Though the future of RWA is undoubtedly bright, there are many headwinds and challenges that the industry will have to overcome to be as disruptive as possible. Some of these challenges may be tougher and take longer to overcome than others, but we believe only some of them could ultimately threaten the potential of RWA. As we see it, it is only a matter of time before RWA eats traditional finance. Therefore, it's still worth being cognizant of these potential roadblocks to understand what stands in the way of mass adoption. Some of these challenges include, but are not limited to, the following:

  • For most regions of the world, regulators have yet to provide guidance specific to RWA. It’s for this reason that there is a risk that regulatory actions negatively affect existing RWA players and/or the industry’s potential.

  • Settling collateral in the event of default needs to be more efficient and is largely untested. Until liquidations occur on-chain, RWA will be burdened by the off-chain settlement process.
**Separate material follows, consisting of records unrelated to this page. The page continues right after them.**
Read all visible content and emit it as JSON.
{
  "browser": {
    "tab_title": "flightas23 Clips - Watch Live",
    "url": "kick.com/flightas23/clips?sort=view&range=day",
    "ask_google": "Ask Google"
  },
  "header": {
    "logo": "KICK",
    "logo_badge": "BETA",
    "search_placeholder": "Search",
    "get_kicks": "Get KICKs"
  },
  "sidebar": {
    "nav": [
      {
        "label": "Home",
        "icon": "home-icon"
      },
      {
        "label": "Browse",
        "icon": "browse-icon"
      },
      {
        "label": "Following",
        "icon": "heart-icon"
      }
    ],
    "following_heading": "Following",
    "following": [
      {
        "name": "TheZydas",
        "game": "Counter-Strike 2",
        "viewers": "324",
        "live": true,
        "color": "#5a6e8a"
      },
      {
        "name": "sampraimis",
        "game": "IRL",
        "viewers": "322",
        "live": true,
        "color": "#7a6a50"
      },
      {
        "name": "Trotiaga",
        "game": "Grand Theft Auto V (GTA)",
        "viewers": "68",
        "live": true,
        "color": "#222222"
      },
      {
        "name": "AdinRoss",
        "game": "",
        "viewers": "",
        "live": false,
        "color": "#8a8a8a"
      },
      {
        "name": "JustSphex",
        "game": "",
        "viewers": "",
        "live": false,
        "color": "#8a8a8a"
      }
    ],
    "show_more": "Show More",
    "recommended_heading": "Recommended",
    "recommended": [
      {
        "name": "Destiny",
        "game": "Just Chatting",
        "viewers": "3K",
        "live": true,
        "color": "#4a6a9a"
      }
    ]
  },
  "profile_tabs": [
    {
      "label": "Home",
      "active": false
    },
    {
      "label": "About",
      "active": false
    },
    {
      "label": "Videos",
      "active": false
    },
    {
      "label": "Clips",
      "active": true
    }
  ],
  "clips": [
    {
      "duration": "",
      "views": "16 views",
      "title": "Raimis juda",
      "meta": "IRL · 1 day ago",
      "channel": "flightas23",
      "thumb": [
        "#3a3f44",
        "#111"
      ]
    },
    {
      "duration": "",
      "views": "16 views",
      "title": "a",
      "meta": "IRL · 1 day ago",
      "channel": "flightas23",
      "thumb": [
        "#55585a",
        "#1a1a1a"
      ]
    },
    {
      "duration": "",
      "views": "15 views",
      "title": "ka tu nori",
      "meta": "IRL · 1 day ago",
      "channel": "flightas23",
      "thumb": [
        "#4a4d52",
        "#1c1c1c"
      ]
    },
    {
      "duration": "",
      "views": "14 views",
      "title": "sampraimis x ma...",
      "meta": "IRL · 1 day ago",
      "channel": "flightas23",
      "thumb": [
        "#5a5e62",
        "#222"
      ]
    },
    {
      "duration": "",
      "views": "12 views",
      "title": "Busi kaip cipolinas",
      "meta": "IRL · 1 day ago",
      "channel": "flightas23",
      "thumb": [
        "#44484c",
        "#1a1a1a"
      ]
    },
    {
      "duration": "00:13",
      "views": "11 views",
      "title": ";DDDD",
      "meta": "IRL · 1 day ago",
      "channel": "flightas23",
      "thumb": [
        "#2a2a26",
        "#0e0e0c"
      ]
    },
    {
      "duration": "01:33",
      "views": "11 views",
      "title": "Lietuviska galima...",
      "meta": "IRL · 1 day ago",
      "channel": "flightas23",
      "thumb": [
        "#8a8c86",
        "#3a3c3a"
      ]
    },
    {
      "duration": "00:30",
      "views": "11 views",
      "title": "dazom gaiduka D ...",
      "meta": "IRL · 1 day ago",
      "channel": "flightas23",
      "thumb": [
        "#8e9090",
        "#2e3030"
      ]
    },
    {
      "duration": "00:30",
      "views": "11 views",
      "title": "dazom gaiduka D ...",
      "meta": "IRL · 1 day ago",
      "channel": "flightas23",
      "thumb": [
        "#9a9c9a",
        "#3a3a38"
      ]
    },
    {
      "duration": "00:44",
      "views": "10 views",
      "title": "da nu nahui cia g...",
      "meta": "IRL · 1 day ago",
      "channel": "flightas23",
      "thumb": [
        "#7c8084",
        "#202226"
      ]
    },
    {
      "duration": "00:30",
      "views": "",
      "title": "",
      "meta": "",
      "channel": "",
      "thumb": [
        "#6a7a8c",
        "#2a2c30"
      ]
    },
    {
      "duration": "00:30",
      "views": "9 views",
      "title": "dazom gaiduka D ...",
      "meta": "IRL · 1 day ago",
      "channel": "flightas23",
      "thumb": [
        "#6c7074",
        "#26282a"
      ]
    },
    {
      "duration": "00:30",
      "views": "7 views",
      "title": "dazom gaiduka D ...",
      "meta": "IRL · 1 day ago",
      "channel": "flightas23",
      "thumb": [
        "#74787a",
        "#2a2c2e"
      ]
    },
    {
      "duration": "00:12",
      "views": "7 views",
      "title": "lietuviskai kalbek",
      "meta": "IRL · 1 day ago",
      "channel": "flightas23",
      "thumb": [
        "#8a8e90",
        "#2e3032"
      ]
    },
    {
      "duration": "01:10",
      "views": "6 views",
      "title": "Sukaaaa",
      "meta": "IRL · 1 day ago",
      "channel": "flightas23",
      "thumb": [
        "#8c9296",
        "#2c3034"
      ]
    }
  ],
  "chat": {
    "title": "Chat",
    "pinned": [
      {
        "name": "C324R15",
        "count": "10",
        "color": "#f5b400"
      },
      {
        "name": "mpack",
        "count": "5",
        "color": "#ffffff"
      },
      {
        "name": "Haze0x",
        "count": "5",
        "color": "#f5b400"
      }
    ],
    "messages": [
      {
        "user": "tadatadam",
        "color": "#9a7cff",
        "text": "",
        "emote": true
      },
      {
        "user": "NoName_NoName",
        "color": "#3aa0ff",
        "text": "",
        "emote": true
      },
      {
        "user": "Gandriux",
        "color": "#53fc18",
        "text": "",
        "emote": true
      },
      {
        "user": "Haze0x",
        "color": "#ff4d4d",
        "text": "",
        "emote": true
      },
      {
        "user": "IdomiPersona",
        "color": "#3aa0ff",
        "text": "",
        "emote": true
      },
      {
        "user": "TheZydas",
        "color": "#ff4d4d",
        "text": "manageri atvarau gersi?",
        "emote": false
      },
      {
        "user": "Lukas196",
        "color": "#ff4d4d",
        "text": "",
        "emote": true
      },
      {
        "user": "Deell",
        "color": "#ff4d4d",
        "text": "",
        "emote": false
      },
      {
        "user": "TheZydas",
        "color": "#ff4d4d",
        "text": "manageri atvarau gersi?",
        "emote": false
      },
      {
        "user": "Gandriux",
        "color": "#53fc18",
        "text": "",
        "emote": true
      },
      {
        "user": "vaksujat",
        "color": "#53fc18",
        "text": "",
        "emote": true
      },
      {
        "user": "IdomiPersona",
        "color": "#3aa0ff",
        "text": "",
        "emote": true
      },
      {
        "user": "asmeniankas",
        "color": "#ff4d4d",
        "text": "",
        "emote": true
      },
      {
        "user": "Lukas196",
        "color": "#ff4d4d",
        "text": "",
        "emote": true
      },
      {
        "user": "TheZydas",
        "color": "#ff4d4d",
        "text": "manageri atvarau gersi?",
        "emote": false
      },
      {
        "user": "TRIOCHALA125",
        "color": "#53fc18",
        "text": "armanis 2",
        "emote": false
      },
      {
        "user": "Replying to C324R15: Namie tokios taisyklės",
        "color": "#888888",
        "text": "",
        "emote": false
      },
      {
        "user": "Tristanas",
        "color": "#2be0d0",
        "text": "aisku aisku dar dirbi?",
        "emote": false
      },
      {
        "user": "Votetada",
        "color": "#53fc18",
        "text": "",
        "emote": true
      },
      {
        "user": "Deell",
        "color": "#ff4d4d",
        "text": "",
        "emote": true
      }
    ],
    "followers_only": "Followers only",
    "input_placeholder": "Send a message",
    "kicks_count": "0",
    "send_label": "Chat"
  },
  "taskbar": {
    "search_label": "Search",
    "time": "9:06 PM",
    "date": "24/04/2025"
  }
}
  • Although information can be shared on-chain and routinely updated for zero cost, there remains the risk of fraudulent accounting. Therefore, new industry standards, be it Proof of Reserves or 3rd party auditing, must exist to ensure no fraudulent activity in RWA. Otherwise, the adoption and success of RWA could be impaired by bad actors.

  • The need for KYC for certain jurisdictions may limit the industry’s growth rate, as some market participants may not be eligible or have no interest in completing KYC.

  • High-volume, cash-flowing assets brought on-chain will require a well-capitalized 3rd party to facilitate the transfer of funds while servicing the on-chain assets. Otherwise, reliance on a handful of small start-ups limits the reach, scale, and usefulness of RWA.


More often than not, it's in retrospect that what was once an idea was truly a sleeping giant. However, the evidence supporting the idea that real world assets are a multi-trillion dollar opportunity is unprecedented. Moreover, as we've shown, RWA is set to be the next frontier of crypto thanks to its underlying technology, the inefficiencies of traditional financial markets, and the broader trends of what continues to be an increasingly digital world. Undoubtedly, the mass adoption of RWA has its challenges. But the opportunities at hand will surely drive new and existing market participants to overcome said challenges and bring RWA mainstream.